Awalnya Dari Bibit Gratis, Sekarang Bisnis Miliaran Rupiah

Syafarudin Daeng Tali ketua KTH Taepa Daeng bersama Samsi selaku Manajer Persemaian Permanen Gowa Foto: Elfany Kurniawan

TAKALAR – Kelompok Tani Hutan (KTH) Taepa Daeng yang ada di Desa Barugaya, Kabupaten Takalar, Sulawesi Selatan (Sulsel) sangat beruntung bisa mendapatkan bantuan bibit gratis dari BPTH Wilayah II. Karena dengan bantuan itu, kini bibit telah menjadi tegakan hutan rakyat yang bernilai ekonomis.

Syafarudin Daeng Tali ketua KTH Taepa Daeng mengatakan, dengan adanya tegakan itu, pihaknya mengajukan permohonan kredit tunda tebang di Badan Layanan Umum (BLU) Pusat Pembiayaan Pembangunan Hutan (P2H), Kementerian Lingkungan Hidup dan Kehutanan (KLHK).

Bacaan Lainnya

“Pengajuan ini disetujui dan kami mendapatkan bantuan dana Rp 1,5 miliar untuk tahap pertama,” ujar Syafarudin kepada wartawan, Jumat (27/9).

Syafarudin menuturkan, dana Rp 1,5 miliar itu dibayar untuk 5.000 batang pohon yang sudah dipilih. Rata-rata pohon tersebut memiliki diameter 30 centimeter.

Adapun pengembalian kredit itu dilakukan setelah pohon dipanen dan dijual. Dalam program ini, pemerintah mengambil bunga sangat sedikit, karena pada dasarnya, program ini untuk menyejahterakan masyarakat.

Selain program kredit tunda tebang, KTH ini juga memanfaatkan program bagi hasil yang juga ada di BLU P2H KLHK untuk lahan seluas 26 hektare. Untuk program ini, KTH mendapat bantuan dana sebesar Rp 900 juta.

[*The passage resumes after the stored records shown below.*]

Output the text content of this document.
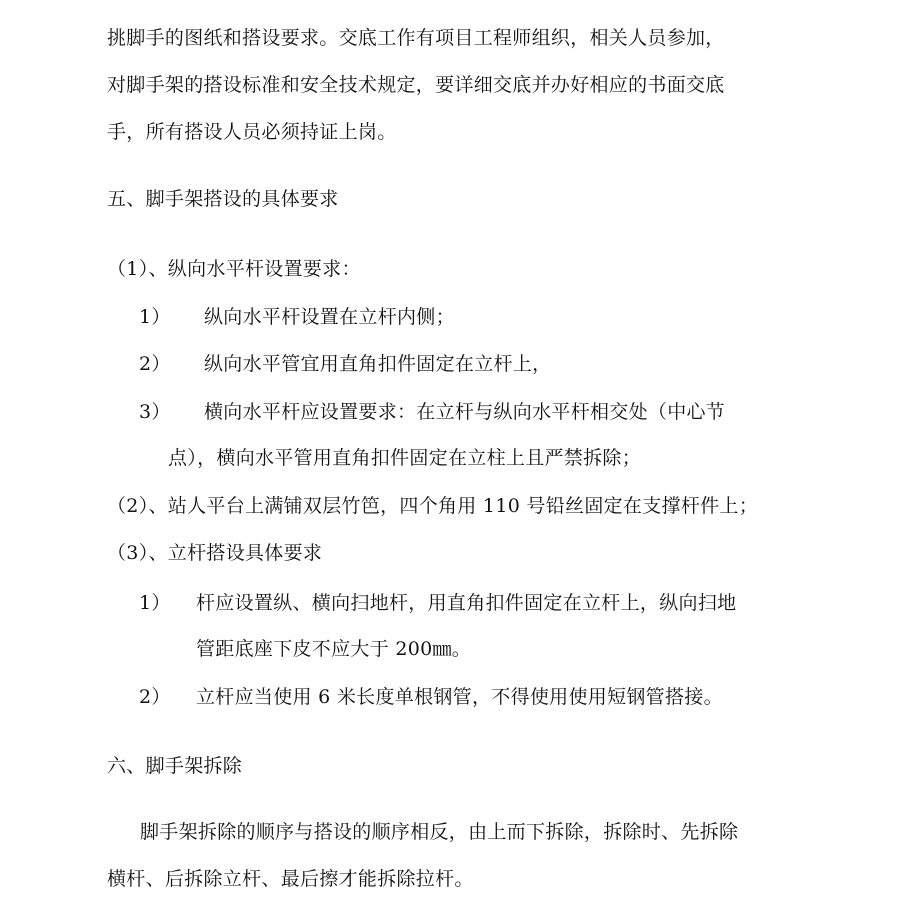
挑脚手的图纸和搭设要求。交底工作有项目工程师组织，相关人员参加，
对脚手架的搭设标准和安全技术规定，要详细交底并办好相应的书面交底
手，所有搭设人员必须持证上岗。
五、脚手架搭设的具体要求
（1）、纵向水平杆设置要求：
1） 纵向水平杆设置在立杆内侧；
2） 纵向水平管宜用直角扣件固定在立杆上，
3） 横向水平杆应设置要求：在立杆与纵向水平杆相交处（中心节
点），横向水平管用直角扣件固定在立柱上且严禁拆除；
（2）、站人平台上满铺双层竹笆，四个角用 110 号铅丝固定在支撑杆件上；
（3）、立杆搭设具体要求
1） 杆应设置纵、横向扫地杆，用直角扣件固定在立杆上，纵向扫地
管距底座下皮不应大于 200㎜。
2） 立杆应当使用 6 米长度单根钢管，不得使用使用短钢管搭接。
六、脚手架拆除
脚手架拆除的顺序与搭设的顺序相反，由上而下拆除，拆除时、先拆除
横杆、后拆除立杆、最后擦才能拆除拉杆。
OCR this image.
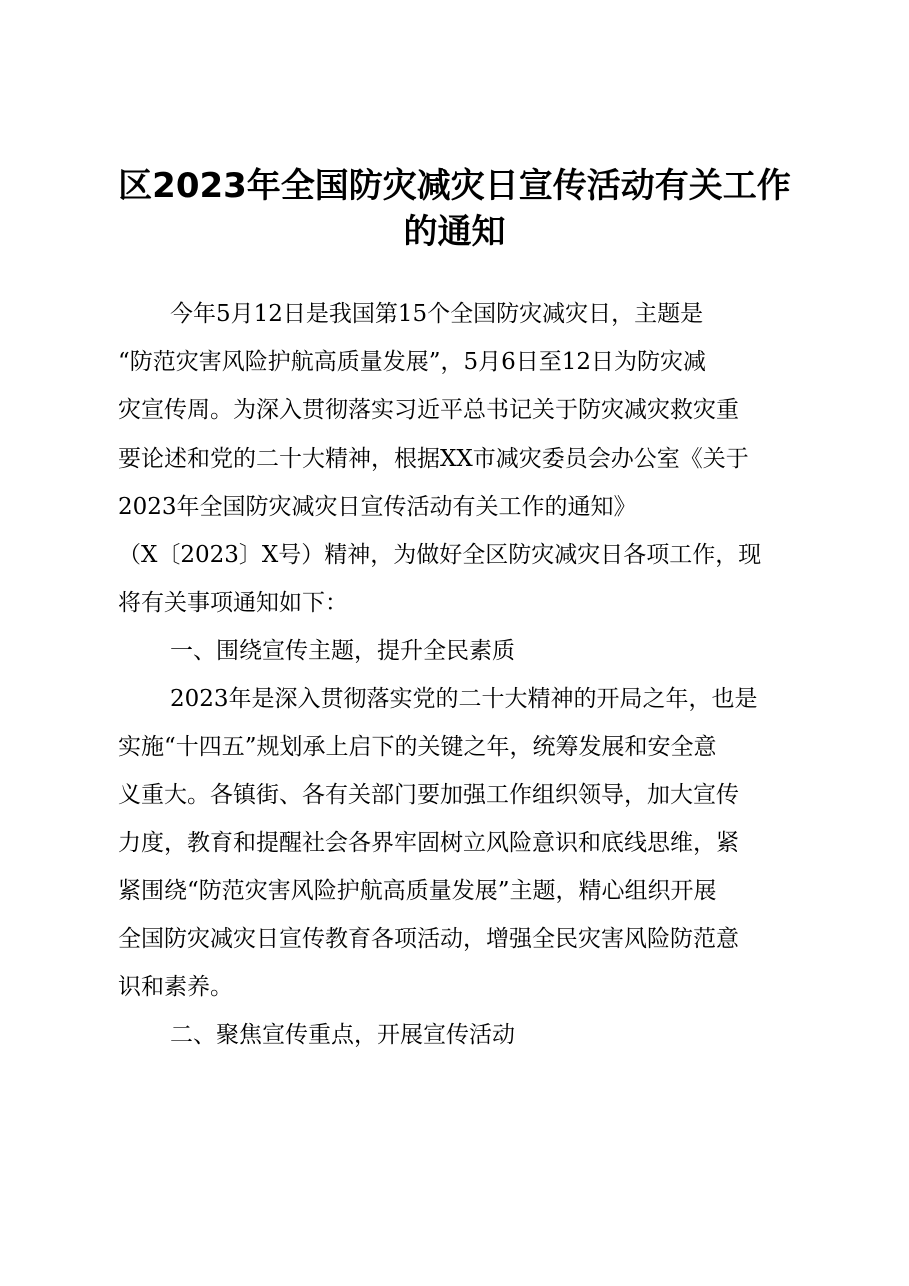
区2023年全国防灾减灾日宣传活动有关工作
的通知

今年5月12日是我国第15个全国防灾减灾日，主题是

“防范灾害风险护航高质量发展”，5月6日至12日为防灾减

灾宣传周。为深入贯彻落实习近平总书记关于防灾减灾救灾重

要论述和党的二十大精神，根据XX市减灾委员会办公室《关于

2023年全国防灾减灾日宣传活动有关工作的通知》

（X〔2023〕X号）精神，为做好全区防灾减灾日各项工作，现

将有关事项通知如下：

一、围绕宣传主题，提升全民素质

2023年是深入贯彻落实党的二十大精神的开局之年，也是

实施“十四五”规划承上启下的关键之年，统筹发展和安全意

义重大。各镇街、各有关部门要加强工作组织领导，加大宣传

力度，教育和提醒社会各界牢固树立风险意识和底线思维，紧

紧围绕“防范灾害风险护航高质量发展”主题，精心组织开展

全国防灾减灾日宣传教育各项活动，增强全民灾害风险防范意

识和素养。

二、聚焦宣传重点，开展宣传活动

Dalam pelaksanaannya, BPTH Wilayah II Sulsel berperan menyalurkan bibit yang ditanam di lahan seluas 26 hektare tersebut. Total bibit yang disalurkan untuk lahan tersebut ada 17.000 bibit dengan berbagai jenis. “Hasil dari penjualan ini 65 persen untuk petani dan 35 persen untuk pemerintah,” sambung Syafarudin.

Dia menambahkan, dengan adanya program tersebut, petani jadi sangat terbantu untuk perekonomiannya. Selain itu, lahan yang dulunya tak terpakai, kini bisa bermanfaat dan berguna.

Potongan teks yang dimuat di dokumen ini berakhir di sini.